Salvini vince: così il Senato lo assolve zittendo Ong, buonisti e sinistra. Ecco cosa è accaduto.

Per Matteo Salvini è arrivato il giorno del giudizio.

Il leader della Lega si è trovato costretto a spiegare come mai chiedesse di non essere giudicato dalla magistratura sul caso Diciotti:

«Perdonatemi, io di solito non mi emoziono quando parlo, ma c’è di mezzo un reato…Di solito, poi, vado a braccio, mentre stavolta me lo sono messo per iscritto perché quando si mette in dubbio che col mio lavoro io abbia fatto privatamente, abusando della mia carica, qualcosa che ho fatto, faccio e farò per difendere la sicurezza dei miei e dei vostri figli, perdonatemi un po’ di emozione!».

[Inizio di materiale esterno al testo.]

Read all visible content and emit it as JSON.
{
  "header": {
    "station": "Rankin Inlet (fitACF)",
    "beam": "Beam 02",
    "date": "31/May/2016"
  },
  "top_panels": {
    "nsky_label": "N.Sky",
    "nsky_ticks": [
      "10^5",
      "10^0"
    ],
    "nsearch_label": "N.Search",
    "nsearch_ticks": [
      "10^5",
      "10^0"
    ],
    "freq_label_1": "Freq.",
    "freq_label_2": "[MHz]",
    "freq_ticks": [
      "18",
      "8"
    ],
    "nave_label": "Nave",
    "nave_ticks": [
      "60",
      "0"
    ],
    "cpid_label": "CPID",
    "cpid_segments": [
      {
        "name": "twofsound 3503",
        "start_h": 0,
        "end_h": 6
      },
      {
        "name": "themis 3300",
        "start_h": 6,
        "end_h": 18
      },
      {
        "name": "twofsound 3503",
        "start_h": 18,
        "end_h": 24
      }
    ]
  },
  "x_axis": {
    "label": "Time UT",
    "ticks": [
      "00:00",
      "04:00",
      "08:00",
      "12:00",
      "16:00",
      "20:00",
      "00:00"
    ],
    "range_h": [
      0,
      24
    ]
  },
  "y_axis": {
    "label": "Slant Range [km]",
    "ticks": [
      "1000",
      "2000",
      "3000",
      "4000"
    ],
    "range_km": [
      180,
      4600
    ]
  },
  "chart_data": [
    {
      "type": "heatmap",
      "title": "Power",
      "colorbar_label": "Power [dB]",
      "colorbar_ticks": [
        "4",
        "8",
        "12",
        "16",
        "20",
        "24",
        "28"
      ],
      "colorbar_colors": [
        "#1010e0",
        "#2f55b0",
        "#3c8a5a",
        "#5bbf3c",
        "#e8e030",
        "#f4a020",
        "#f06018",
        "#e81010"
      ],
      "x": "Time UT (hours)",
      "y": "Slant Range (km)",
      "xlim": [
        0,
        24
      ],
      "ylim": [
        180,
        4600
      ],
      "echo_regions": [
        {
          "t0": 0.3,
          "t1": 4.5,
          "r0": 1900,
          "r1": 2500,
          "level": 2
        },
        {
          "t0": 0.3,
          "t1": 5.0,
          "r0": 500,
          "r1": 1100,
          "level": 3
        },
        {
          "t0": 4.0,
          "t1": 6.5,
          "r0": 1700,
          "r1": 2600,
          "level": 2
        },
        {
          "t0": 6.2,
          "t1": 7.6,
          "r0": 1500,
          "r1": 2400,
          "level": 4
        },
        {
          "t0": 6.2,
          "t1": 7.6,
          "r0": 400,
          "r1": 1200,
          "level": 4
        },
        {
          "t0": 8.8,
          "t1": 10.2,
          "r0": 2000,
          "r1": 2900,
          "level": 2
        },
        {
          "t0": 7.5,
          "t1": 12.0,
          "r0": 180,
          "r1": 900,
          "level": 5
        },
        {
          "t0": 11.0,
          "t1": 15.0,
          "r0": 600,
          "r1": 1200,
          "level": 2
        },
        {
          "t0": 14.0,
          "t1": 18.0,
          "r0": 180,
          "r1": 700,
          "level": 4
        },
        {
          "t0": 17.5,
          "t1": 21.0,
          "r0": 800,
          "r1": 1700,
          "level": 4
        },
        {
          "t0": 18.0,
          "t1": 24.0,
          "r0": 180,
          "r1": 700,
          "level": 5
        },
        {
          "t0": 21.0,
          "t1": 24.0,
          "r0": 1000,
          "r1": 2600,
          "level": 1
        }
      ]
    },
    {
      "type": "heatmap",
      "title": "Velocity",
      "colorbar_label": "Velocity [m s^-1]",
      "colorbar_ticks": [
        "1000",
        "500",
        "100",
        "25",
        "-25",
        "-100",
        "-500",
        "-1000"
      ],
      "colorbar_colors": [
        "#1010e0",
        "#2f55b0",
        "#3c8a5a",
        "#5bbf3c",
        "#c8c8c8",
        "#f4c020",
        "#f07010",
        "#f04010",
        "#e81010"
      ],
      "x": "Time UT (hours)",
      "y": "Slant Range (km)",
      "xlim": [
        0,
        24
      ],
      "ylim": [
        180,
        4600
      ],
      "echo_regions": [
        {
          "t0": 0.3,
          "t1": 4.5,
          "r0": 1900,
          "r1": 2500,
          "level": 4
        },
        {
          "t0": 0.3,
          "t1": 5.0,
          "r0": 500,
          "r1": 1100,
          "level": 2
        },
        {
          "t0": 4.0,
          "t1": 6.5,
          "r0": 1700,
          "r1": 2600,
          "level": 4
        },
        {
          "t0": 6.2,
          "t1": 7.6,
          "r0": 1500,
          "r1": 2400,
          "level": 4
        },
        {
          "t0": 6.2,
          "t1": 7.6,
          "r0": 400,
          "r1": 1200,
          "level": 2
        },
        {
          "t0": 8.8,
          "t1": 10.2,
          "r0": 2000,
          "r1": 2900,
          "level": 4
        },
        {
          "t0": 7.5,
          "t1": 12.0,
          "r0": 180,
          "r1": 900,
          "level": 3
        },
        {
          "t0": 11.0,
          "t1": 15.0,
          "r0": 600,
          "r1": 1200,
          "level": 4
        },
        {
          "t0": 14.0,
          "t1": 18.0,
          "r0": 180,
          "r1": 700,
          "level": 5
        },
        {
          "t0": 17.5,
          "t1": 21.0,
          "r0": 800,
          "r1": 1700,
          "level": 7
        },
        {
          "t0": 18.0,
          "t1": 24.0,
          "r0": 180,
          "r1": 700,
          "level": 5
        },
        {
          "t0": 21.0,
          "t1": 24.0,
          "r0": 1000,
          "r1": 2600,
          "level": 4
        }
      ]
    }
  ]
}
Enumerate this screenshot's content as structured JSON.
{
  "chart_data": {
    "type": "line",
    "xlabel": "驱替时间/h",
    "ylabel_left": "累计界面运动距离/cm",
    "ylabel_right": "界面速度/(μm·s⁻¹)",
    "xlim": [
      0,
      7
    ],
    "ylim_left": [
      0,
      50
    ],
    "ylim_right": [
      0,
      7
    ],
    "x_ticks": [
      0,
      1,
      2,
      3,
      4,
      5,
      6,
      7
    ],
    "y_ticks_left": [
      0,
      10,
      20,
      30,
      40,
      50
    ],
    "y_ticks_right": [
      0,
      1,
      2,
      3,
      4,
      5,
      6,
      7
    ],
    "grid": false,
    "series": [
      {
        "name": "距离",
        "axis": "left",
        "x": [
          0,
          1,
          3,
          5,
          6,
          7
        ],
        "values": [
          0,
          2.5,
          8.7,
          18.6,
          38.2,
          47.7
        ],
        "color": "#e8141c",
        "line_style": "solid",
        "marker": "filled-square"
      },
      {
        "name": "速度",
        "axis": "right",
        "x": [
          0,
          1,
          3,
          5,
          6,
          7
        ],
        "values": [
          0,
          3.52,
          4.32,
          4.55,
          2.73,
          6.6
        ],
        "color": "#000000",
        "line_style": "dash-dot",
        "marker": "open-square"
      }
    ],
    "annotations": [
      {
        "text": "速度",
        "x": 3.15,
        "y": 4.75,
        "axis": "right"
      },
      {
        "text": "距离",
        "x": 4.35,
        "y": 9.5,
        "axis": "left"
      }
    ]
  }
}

I due messaggi che Salvini ha voluto lanciare son chiari. Il primo: la scelta di non far sbarcare i migranti tratti in salvo dalla nave militare italiana per circa una settimana, era stata una scelta politica governativa e, come tale, non sindacabile e non un abuso di un ministro per ottenere un personale vantaggio politico. Secondo messaggio: «Non lascerò mai morire nessuno in mare».

Il risultato è stata una vera e propria vittoria per Salvini e le lucine verdi apparse sul tabellone hanno fatto piombare il silenzio assoluto in aula.

Nonostante qualche voto contrario si può dire senz’altro che il governo non stia correndo ancora un reale rischio.